这事说起来得有六十多年了。
那时候我们这疙瘩还不叫新村,叫黑瞎子沟,拢共就二三十户人家,散落在山坳里。沟东头住着个王老三,大名叫王德福,可村里没人叫他德福,都叫他王三。
这王三长得人高马大,一身腱子肉,扛起二百斤的麻袋都不带打晃的。可这人有个毛病——不孝顺。
他爹死得早,就剩个老娘,六十多岁了,头发白得像霜打的芦苇,腰弯得跟虾米似的。王三娶了个媳妇,姓刘,也是个厉害角色,两口子合起伙来折腾老太太。
那年冬天冷得邪乎,雪下了一尺多厚。老太太住在厢房里,窗户纸破了俩窟窿,冷风呼呼往里灌。老太太冻得睡不着,半夜摸到正房想借点热乎气。
王三正搂着媳妇睡呢,听见门响,一骨碌爬起来,开门看见是他娘,登时就火了:“大半夜的不睡觉,瞎折腾啥!”

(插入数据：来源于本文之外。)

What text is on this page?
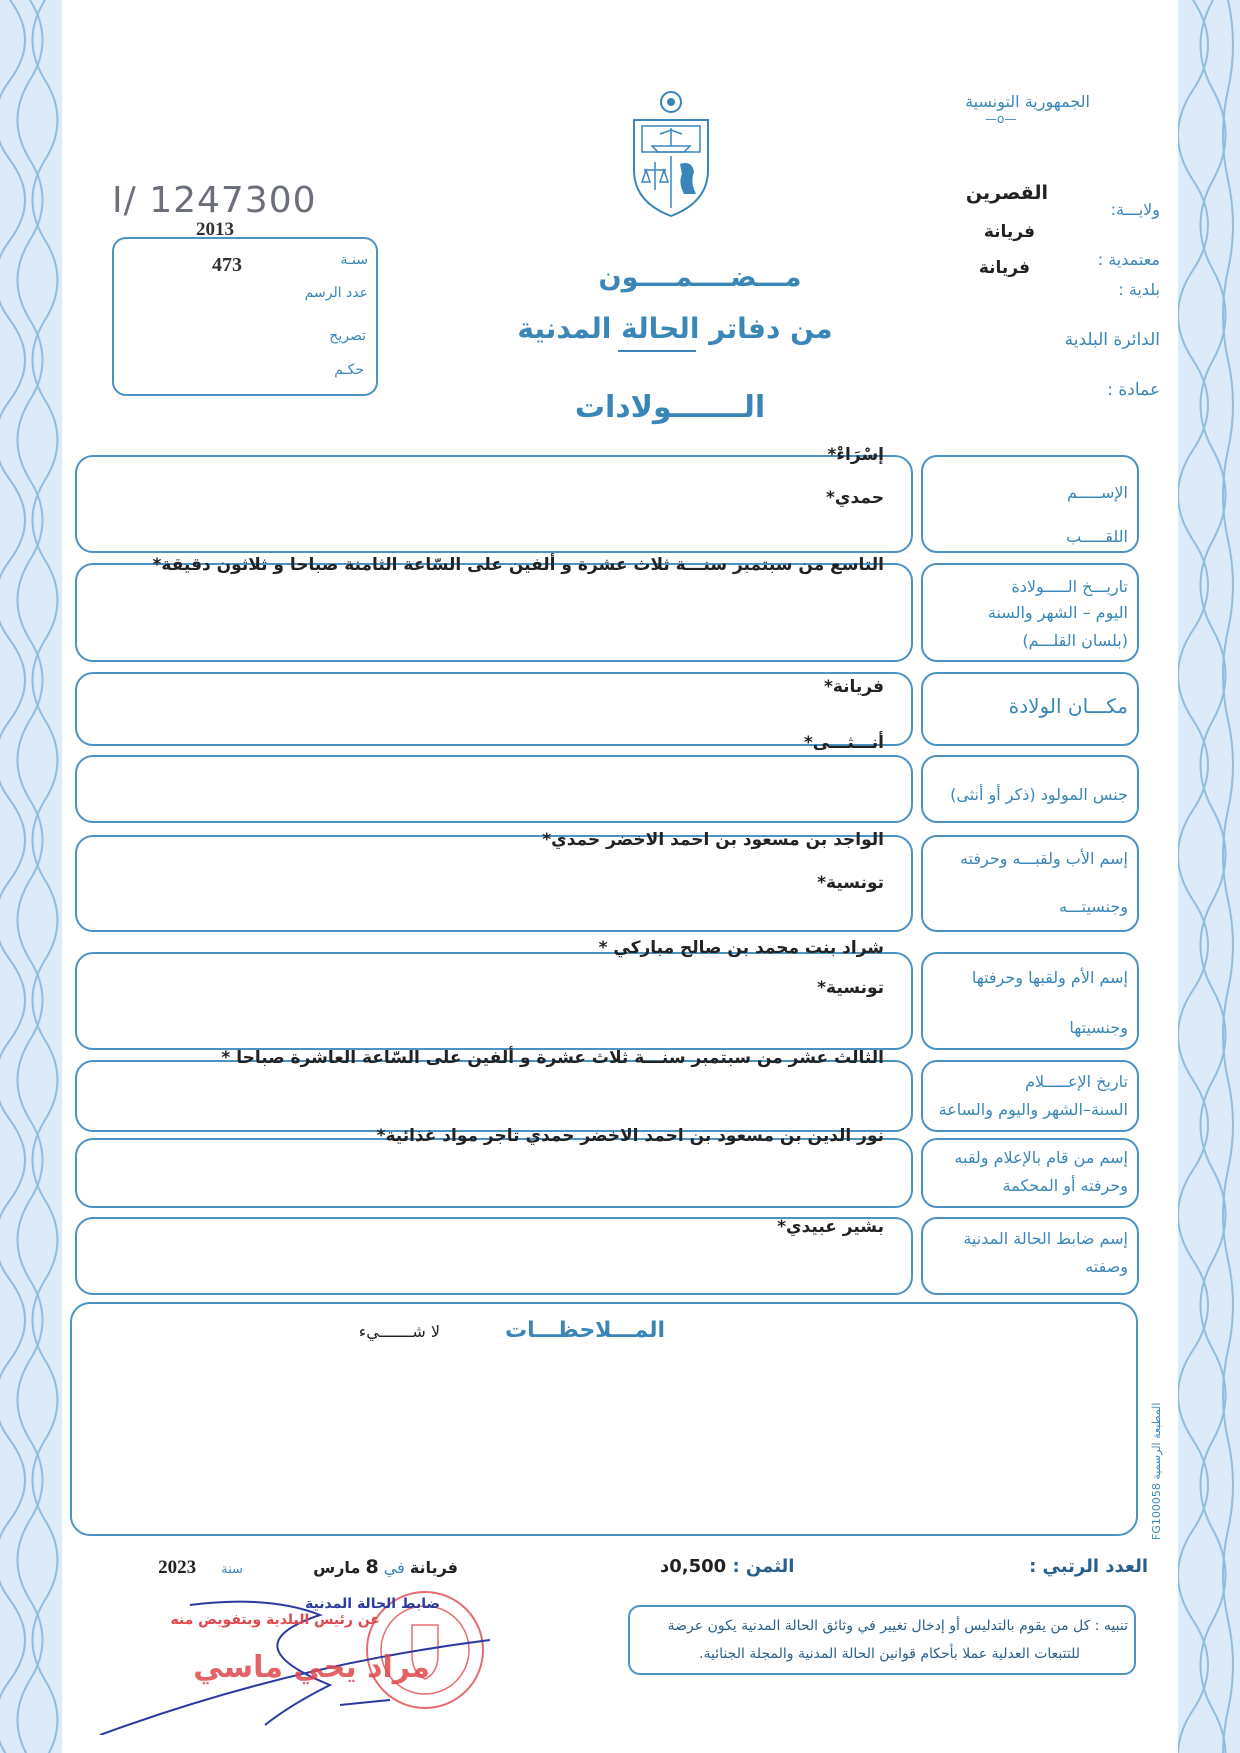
الجمهورية التونسية
—o—
I/ 1247300
2013
473	سنـة
عدد الرسم
تصريح
حكـم
القصرين
ولايـــة:
فريانة
معتمدية :
فريانة
بلدية :
الدائرة البلدية
عمادة :
مـــضــــمــــون
من دفاتر الحالة المدنية
الـــــــولادات
الإســـــم
اللقـــــب
إسْرَاءْ*
حمدي*
تاريـــخ الـــــولادة
اليوم – الشهر والسنة
(بلسان القلـــم)
التاسع من سبتمبر سنـــة ثلاث عشرة و ألفين على السّاعة الثامنة صباحا و ثلاثون دقيقة*
مكـــان الولادة
فريانة*
جنس المولود (ذكر أو أنثى)
أنـــثـــى*
إسم الأب ولقبـــه وحرفته
وجنسيتـــه
الواجد بن مسعود بن احمد الاخضر حمدي*
تونسية*
إسم الأم ولقبها وحرفتها
وجنسيتها
شراد بنت محمد بن صالح مباركي *
تونسية*
تاريخ الإعـــــلام
السنة–الشهر واليوم والساعة
الثالث عشر من سبتمبر سنـــة ثلاث عشرة و ألفين على السّاعة العاشرة صباحا *
إسم من قام بالإعلام ولقبه
وحرفته أو المحكمة
نور الدين بن مسعود بن احمد الاخضر حمدي تاجر مواد غذائية*
إسم ضابط الحالة المدنية
وصفته
بشير عبيدي*
المـــلاحظـــات
لا شـــــــيء
المطبعة الرسمية FG100058
العدد الرتبي :
الثمن : 0,500د
فريانة في 8 مارس  سنة 2023
ضابط الحالة المدنية
عن رئيس البلدية وبتفويض منه
مراد يحي ماسي
تنبيه : كل من يقوم بالتدليس أو إدخال تغيير في وثائق الحالة المدنية يكون عرضة
للتتبعات العدلية عملا بأحكام قوانين الحالة المدنية والمجلة الجنائية.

老太太哆哆嗦嗦地说:“三儿啊,娘那屋冷得实在受不住……”
王三把眼一瞪:“冷?冷你不会多盖点?那床棉被不是给你了?”
“那棉被薄啊,都十来年了,棉花都结块了……”
“放屁!”王三啐了一口,“就你事儿多!人家老张太太也没见冻死!”
说完,“哐”的一声把门关上了。
老太太在门口站了半天,眼泪掉下来就结了冰。她慢慢挪回厢房,把所有的破衣裳都压在身上,还是冷得直打哆嗦。
这事传到村里,有人看不过去。东头李老二家的媳妇,端了碗热乎的苞米糊糊给老太太送去,让王三媳妇瞅见了,站在门口骂了半个时辰,什么“装好人”、“显摆啥”、“有本事你养着”之类的话,骂得李老二媳妇抬不起头。
打那以后,再也没人敢管王三家的事了。
开春的时候,村里来了个算命的,是个瞎子,姓孙,据说看得可准了。王三正好在地头歇着,就让孙瞎子给算一卦。
孙瞎子掐了半天手指头,脸色变了变,说:“这位老总,有些话我不知道当讲不当讲。”
王三说:“你尽管说,我不怪你。”
孙瞎子压低声音说:“老总印堂发暗,命里带煞,若是不改,怕是有雷火之灾。”
王三一听就火了:“放你娘的屁!大晴天的哪来的雷?”
孙瞎子也不恼,摇摇头说:“老总若是做过亏心事,赶紧补救,兴许还来得及。这雷不是天上的雷,是心里的雷,是命里的雷……”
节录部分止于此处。